Here is an example class citizenship email:

Summary: Today we discussed what is phylogenomics, how phylogenomic trees are built, and why single-copy core genes are suitable for building phylogenomics trees. We also discussed the relationship between phylogenetics, phylogenomics, and pangenomics with respect to the fraction of genome used and the evolutionary distance that they can cover.

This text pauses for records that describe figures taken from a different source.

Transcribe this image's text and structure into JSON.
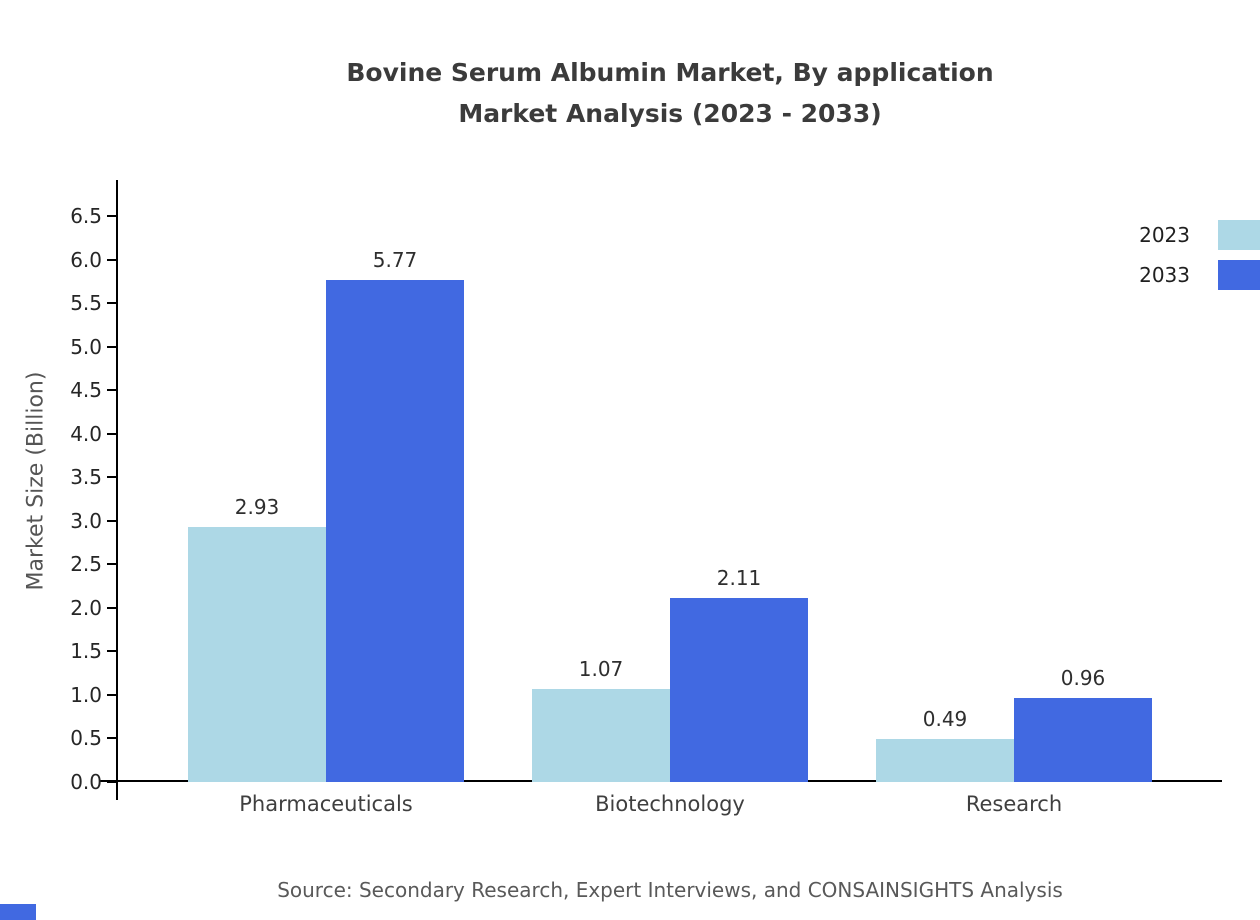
{
  "title": {
    "line1": "Bovine Serum Albumin Market, By application",
    "line2": "Market Analysis (2023 - 2033)"
  },
  "chart_data": {
    "type": "bar",
    "title": "Bovine Serum Albumin Market, By application Market Analysis (2023 - 2033)",
    "categories": [
      "Pharmaceuticals",
      "Biotechnology",
      "Research"
    ],
    "series": [
      {
        "name": "2023",
        "color": "#ADD8E6",
        "values": [
          2.93,
          1.07,
          0.49
        ]
      },
      {
        "name": "2033",
        "color": "#4169E1",
        "values": [
          5.77,
          2.11,
          0.96
        ]
      }
    ],
    "xlabel": "",
    "ylabel": "Market Size (Billion)",
    "ylim": [
      0,
      6.9
    ],
    "yticks": [
      0.0,
      0.5,
      1.0,
      1.5,
      2.0,
      2.5,
      3.0,
      3.5,
      4.0,
      4.5,
      5.0,
      5.5,
      6.0,
      6.5
    ],
    "grid": false,
    "legend_position": "top-right",
    "value_labels": true
  },
  "footer": {
    "source": "Source: Secondary Research, Expert Interviews, and CONSAINSIGHTS Analysis"
  }
}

Question: Since phylogenomics and pangenomics are both useful for inferring evolutionary distances, it seems to me that integrating both methods in a systematic way would yield a more reliable tree. But it looks like the field only uses phylogenomics and pangenomics separately, is there a reason for that?

Part II, III, and IV (30% of your grade)

This part will be composed of three mini programming exercises that you will have to implement and return. Each programming exercise will provide you with explicit instructions regarding the nature of the data and question, and what the program is expected to achieve. You will use your learnings in the course to complete the programming tasks and submit the resulting source code.

Part V (50% of your grade)

This part will be composed of a single large programming exercise that will require you to orchestrate multiple programming tools and languages.

Grading

Grading scale:

Grade Threshold
1.0 95%
1.3 90%
1.7 85%
2.0 80%
2.3 75%
2.7 70%
3.0 65%
3.3 60%
3.7 55%
4.0 50%

For all grading related questions, please consult with Sarahi Garcia.